Prigozhin knew that instinctively, perhaps because he didn’t have any credentials. For good or for bad, he is the salt of the earth, an occupant of the lowest of the low rungs on the Russian power ladder. He has only three qualities: a primitive instinct for seeing an opportunity when one exists, a primitive instinct for utmost brutality, and an extreme Russian form of feudal patriotism. 

Russia needed and still needs men like Prigozhin to conduct a successful if brutal battle, just as we needed General Douglas MacArthur or Sir Arthur Harris in an earlier pre-human-rights and NGOcracy era when wars were actually ended and territories pacified. Fear is a requisite component for military victory and destruction of enemy morale, and will remain so for as long as human nature exists. 

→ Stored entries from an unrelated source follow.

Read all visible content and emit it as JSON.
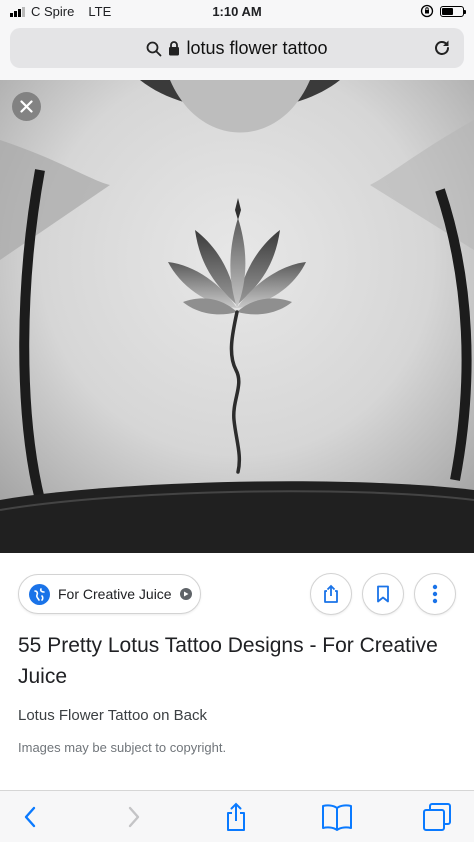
{
  "status_bar": {
    "carrier": "C Spire",
    "network": "LTE",
    "time": "1:10 AM",
    "battery_level": 0.55
  },
  "url_bar": {
    "query": "lotus flower tattoo"
  },
  "hero_image": {
    "icon": "lotus-back-tattoo-photo"
  },
  "result": {
    "source": "For Creative Juice",
    "title": "55 Pretty Lotus Tattoo Designs - For Creative Juice",
    "subtitle": "Lotus Flower Tattoo on Back",
    "copyright": "Images may be subject to copyright."
  },
  "colors": {
    "accent_blue": "#1a73e8",
    "browser_blue": "#0a7aff",
    "browser_gray": "#c4c4c6"
  }
}
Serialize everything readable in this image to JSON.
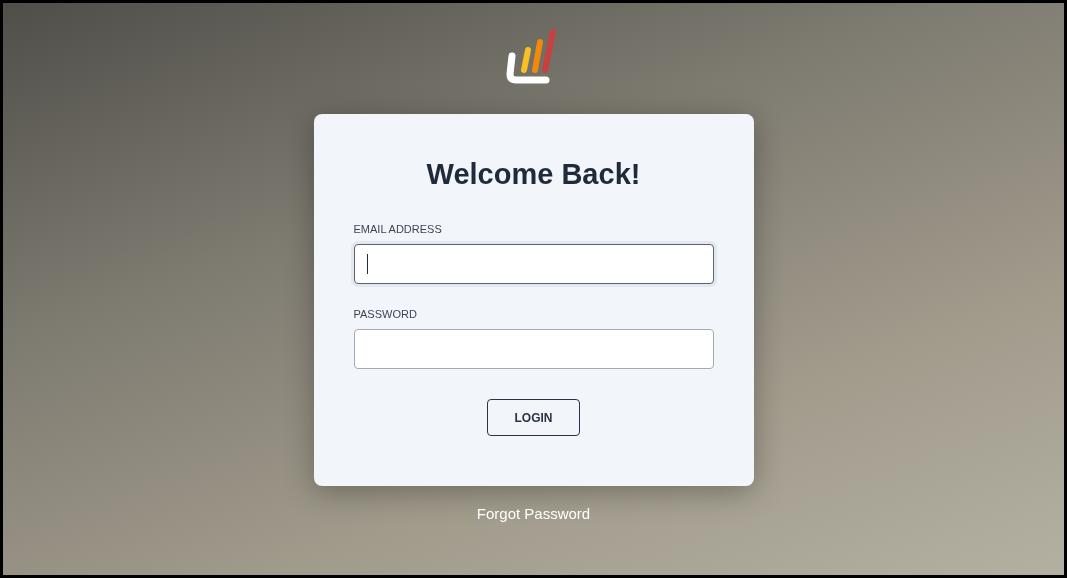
{
  "card": {
    "title": "Welcome Back!",
    "fields": [
      {
        "label": "EMAIL ADDRESS",
        "focused": true
      },
      {
        "label": "PASSWORD",
        "focused": false
      }
    ],
    "button": "LOGIN"
  },
  "forgot_link": "Forgot Password"
}
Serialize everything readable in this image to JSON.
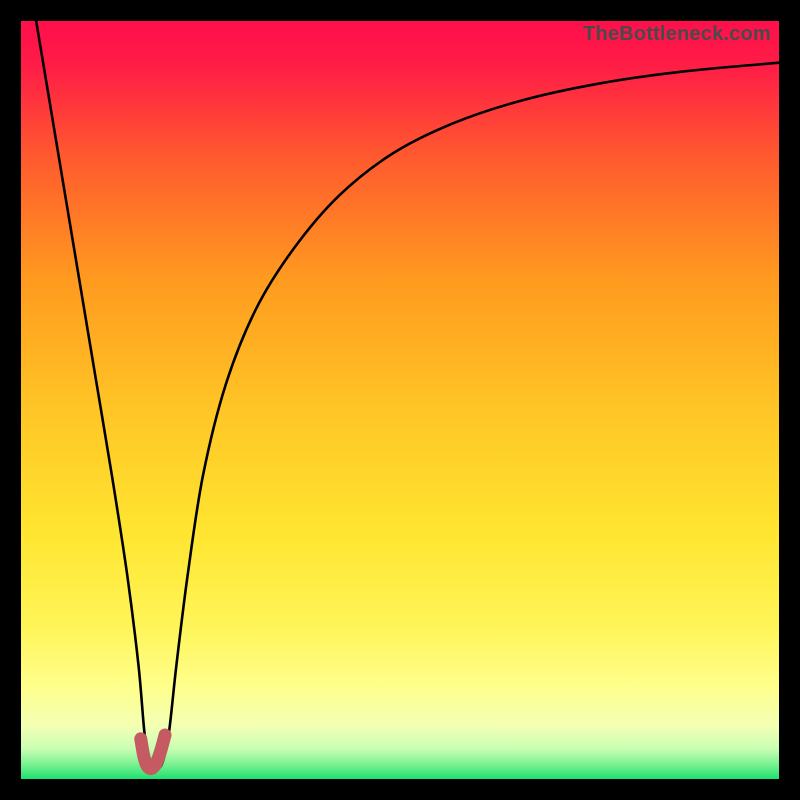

That is what led to Prigozhin lashing out. His feudal loyalty compelled him to be increasingly frustrated at incompetence up top until the time he couldn’t take it anymore, as postmodernity gave way to premodernity. But his primitive patriotism couldn’t compete with the rival primitive patriotism of Russian nationalists and junior military officer class, who, while perhaps frustrated with how the war is being conducted, still couldn’t bring themselves to oppose their command hierarchy. The lack of defection doomed this endeavor. And Prigozhin’s desperate “Haro haro! À l'aide, mon Prince” failed because Putin is not an aristocrat—aristocrats can appreciate the ruthlessness and patriotism of someone uncredentialed—but an arch-bureaucrat who is far more interested in the continuation of his clique’s rule. 

This isn’t over. Russian rebel exiles usually get murdered abroad, or come back and foment more successful revolutions. We don’t know what might come next. Prigozhin knows that he is not safe, in either Russia or Belarus, and that Putin’s siloviki will carry their grudge. Putin knows that his rule is wounded with this display of defiance and mutiny, which will be a forerunner of more such behavior if this goes unpunished in the long run. The result is a slow power-struggle spiral, a return of the old demons. 

As the history of Russia demonstrates, the one who comes after is usually, if not always, worse. We will perhaps not like what is coming after this attritional war.